En un mundo que valora la novedad, las rutinas a menudo se subestiman. Sin embargo, lejos de ser monótonas o aburridas, las rutinas tienen un poder transformador. Nos ofrecen estructura, previsibilidad y una sensación de control en medio del caos cotidiano. Incluso los pequeños hábitos —como preparar el café cada mañana o hacer una caminata corta al atardecer— pueden ser anclas mentales que nos ayudan a mantenernos centrados y enfocados.

Una buena rutina actúa como un sistema de apoyo invisible. Cuando las decisiones más básicas del día están automatizadas, liberamos energía mental para tareas más complejas y creativas. Este fenómeno es bien conocido por figuras como Steve Jobs o Barack Obama, quienes reducían la cantidad de decisiones diarias para conservar claridad mental. No se trata de vivir en piloto automático, sino de crear un marco que nos permita florecer dentro de él.

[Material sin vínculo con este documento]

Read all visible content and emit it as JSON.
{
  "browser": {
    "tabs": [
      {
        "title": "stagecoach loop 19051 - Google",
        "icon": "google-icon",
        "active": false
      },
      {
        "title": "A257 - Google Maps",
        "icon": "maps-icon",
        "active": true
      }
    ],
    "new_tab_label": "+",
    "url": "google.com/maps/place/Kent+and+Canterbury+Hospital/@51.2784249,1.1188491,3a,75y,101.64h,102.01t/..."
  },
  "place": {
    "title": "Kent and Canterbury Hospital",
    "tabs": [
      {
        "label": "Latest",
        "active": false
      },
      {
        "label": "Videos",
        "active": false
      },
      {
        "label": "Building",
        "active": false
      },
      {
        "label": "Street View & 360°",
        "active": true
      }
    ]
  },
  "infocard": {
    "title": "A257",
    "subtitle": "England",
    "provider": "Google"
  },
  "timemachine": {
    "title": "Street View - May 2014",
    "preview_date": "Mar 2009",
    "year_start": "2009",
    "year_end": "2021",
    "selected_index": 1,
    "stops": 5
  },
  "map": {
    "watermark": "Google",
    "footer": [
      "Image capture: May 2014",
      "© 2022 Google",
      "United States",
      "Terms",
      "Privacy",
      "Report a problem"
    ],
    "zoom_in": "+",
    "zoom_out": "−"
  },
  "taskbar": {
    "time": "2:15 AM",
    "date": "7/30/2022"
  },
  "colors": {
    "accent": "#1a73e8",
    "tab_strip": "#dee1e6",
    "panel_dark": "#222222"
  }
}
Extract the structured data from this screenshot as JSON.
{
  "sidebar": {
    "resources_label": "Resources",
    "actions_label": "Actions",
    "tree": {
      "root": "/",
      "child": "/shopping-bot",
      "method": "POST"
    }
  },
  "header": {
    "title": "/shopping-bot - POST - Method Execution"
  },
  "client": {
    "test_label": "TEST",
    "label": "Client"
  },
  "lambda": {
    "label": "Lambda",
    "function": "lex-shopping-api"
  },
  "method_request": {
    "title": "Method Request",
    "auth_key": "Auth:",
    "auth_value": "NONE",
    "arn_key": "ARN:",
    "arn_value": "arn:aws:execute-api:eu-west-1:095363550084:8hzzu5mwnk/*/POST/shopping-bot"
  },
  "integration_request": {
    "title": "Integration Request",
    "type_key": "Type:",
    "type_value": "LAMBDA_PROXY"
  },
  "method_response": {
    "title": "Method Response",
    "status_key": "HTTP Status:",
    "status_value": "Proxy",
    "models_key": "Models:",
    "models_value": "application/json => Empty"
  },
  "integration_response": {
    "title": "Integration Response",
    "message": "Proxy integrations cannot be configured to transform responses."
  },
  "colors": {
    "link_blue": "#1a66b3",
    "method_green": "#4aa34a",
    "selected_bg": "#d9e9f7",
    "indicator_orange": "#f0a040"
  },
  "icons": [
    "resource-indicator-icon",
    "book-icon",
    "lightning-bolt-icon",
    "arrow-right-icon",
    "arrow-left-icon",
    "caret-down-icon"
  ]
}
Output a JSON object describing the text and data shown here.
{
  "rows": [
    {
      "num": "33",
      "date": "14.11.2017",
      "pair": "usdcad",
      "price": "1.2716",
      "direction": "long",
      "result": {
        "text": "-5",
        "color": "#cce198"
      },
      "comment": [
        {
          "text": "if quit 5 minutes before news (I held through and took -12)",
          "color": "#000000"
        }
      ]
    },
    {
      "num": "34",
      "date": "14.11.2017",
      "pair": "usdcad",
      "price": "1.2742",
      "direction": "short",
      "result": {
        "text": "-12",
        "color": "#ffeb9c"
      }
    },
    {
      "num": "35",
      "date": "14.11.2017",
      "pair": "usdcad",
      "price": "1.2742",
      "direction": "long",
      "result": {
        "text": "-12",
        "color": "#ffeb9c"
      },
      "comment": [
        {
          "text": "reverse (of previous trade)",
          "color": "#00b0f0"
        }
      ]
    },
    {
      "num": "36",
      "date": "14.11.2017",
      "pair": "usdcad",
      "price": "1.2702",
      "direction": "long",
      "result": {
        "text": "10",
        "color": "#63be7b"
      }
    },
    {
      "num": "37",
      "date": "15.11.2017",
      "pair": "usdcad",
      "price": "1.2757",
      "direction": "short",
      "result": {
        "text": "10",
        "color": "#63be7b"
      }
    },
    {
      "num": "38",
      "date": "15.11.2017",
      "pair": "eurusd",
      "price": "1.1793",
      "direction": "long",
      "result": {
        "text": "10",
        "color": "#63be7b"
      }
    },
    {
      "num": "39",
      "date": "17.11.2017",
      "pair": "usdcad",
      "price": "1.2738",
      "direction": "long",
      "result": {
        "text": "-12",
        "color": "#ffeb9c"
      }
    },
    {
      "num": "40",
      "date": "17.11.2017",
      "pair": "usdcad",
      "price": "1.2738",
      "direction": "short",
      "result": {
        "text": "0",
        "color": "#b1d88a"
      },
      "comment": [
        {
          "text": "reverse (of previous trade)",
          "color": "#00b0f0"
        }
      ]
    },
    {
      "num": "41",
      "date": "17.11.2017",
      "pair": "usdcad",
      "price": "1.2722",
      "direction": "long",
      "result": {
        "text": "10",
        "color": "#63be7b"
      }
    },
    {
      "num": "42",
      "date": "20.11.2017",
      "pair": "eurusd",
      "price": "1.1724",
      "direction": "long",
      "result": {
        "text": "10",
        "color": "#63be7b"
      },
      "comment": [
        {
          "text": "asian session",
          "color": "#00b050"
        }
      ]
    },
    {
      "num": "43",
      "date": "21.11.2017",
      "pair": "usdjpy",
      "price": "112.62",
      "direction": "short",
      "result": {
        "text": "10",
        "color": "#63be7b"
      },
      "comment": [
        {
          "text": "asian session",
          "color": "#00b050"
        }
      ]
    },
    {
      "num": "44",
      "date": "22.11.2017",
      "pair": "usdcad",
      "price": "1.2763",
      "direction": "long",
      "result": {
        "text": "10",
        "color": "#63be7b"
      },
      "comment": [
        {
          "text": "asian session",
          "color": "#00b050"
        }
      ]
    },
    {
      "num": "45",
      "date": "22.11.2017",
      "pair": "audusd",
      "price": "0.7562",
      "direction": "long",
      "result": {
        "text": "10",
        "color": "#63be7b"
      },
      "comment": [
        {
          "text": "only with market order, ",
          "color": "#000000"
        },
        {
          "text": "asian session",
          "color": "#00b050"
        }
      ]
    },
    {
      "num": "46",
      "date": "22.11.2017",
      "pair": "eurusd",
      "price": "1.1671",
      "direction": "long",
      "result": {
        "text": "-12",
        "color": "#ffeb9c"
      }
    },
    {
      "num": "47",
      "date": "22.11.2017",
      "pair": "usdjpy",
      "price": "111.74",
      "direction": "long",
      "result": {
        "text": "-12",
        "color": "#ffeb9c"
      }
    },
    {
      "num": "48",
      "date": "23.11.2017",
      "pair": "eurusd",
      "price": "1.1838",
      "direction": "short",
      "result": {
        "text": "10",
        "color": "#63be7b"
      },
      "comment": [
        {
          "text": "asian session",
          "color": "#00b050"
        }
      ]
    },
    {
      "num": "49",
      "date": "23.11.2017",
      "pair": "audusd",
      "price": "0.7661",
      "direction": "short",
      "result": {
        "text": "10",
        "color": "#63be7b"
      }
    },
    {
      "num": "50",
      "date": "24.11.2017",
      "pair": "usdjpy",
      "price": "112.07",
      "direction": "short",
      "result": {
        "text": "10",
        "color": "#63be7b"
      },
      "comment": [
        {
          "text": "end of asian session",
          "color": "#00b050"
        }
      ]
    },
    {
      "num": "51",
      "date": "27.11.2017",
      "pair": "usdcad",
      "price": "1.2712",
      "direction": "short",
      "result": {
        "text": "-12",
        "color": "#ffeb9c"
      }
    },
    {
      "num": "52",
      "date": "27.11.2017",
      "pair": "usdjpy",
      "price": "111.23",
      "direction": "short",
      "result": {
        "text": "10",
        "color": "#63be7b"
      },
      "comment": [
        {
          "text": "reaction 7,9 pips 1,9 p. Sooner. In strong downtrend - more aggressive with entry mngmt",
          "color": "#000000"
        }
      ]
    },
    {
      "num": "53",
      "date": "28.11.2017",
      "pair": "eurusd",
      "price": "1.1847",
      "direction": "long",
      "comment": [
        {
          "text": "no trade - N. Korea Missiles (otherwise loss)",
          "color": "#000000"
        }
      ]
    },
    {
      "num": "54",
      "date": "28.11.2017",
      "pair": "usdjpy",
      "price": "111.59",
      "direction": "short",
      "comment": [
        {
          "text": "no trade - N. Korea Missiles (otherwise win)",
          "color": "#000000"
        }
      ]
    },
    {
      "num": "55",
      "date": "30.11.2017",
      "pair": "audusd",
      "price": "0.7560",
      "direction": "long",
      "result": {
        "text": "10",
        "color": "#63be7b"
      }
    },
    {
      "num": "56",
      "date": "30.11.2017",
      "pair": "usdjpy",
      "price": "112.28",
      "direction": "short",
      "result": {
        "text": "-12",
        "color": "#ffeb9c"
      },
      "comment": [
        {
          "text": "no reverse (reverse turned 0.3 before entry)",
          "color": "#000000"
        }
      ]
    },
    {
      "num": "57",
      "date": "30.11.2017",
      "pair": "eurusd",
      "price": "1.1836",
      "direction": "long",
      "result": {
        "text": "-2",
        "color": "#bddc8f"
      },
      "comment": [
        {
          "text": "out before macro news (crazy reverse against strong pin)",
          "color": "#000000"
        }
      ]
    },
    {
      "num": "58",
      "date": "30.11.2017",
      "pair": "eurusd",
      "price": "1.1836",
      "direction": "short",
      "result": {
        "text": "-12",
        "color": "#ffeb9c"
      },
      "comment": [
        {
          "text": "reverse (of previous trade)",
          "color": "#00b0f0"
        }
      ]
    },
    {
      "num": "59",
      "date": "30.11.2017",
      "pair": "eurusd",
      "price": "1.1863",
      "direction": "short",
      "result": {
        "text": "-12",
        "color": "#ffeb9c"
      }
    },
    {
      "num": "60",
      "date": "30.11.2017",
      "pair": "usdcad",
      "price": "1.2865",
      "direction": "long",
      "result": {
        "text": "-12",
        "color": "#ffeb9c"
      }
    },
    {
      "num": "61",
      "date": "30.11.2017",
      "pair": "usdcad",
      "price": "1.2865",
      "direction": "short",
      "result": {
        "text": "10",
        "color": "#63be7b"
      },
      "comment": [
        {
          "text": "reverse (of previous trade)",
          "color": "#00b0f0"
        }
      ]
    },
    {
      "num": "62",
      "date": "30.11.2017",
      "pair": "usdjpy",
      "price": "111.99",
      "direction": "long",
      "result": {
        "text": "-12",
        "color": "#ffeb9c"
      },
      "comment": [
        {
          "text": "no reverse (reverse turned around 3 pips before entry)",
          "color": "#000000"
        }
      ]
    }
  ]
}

Además, las rutinas son esenciales para el bienestar emocional. Dormir y comer a horarios regulares, por ejemplo, regula nuestros ritmos circadianos y mejora el estado de ánimo. Incorporar momentos para el autocuidado —ya sea meditar, leer, o simplemente desconectarse del móvil— puede prevenir el agotamiento y la ansiedad. Una rutina bien diseñada no encierra, sino que protege. Nos recuerda, incluso en días difíciles, que siempre hay un punto de partida y un camino a seguir.

Pero no todo debe ser rígido. La clave está en el equilibrio: rutinas lo suficientemente firmes para sostenernos, pero flexibles para adaptarse a los cambios. Una buena práctica es revisar nuestros hábitos cada cierto tiempo y ajustar lo que ya no nos sirve. La rutina no debe convertirse en una cárcel, sino en un trampolín. Cambiar un pequeño elemento puede dar nuevos aires a una vida estancada.

En definitiva, cultivar una rutina no es limitarse, sino cuidarse. Es construir una base sólida sobre la cual edificar sueños, proyectos y relaciones. Las grandes transformaciones personales rara vez ocurren de golpe; nacen de actos cotidianos, repetidos con intención. Ahí está el verdadero poder de la rutina: en su capacidad de moldear, poco a poco, la mejor versión de uno mismo.